Perusahaan meminta para pekerja yang mayoritas perempuan untuk lembur hingga overtime. Namun, upah lembur tak segera dibayarkan oleh perusahaan.

"Kami disuruh lembur, molornya itu tidak hanya sejam dua jam. Bahkan bisa lima jam," ucap Erma di kediamannya, Jumat (28/07/23).

    Pabrik garmen di Gerobogan tempat Erma bekerja juga tak ramah bagi perempuan hamil. Setiap ada buruh perempuan hamil, perusahaan meminta mereka mengundurkan diri.

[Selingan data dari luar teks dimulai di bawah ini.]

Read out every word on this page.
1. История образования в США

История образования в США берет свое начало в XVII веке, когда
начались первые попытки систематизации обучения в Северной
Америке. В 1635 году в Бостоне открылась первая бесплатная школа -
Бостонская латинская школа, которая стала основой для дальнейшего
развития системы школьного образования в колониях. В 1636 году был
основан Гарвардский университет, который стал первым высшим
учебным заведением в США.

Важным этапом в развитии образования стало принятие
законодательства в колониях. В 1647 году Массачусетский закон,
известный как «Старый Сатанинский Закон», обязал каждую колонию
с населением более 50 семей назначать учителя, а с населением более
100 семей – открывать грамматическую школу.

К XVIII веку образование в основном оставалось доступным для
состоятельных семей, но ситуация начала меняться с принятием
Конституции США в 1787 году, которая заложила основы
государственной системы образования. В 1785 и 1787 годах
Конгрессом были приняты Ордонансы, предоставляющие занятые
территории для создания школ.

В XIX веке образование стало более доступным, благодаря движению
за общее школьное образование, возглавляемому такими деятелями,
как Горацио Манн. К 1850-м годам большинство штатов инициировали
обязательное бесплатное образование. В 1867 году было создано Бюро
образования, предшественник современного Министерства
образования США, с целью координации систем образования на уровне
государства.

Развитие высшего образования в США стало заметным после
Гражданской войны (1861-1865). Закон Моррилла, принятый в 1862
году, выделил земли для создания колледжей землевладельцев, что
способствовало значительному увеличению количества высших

    "Jadi ada beberapa perempuan hamil, saya juga heran kenapa staff bisa tahu kalau ada anak produksi yang hamil, mereka diminta ke kantor dan disuruh membuat surat pengunduran diri. Kesannya seperti perusahaan tidak mau rugi dan ambil resiko," jelas Erma.

    Perusahaan tempat Erma bekerja juga tak pernah mengangkat karyawan tetap. Semua buruh berstatus sistem kontrak abadi. Termasuk Erma yang sudah bekerja selama tiga tahun.

    red

    Keterangan Foto: Erma Oktavia memutuskan keluar dari pekerjaan sebagai buruh garmen di Grobogan, Jawa Tengah. Foto diambil Jumat (28/7/2023). (Foto: KBR/Anindya Putri)


    Setiap tiga bulan sekali ia diminta untuk memperbaharui kontrak kerja. Tak hanya itu, Tunjangan Hari Raya (THR) bagi karyawan yang sudah bekerja satu tahun lebih juga tak didapat.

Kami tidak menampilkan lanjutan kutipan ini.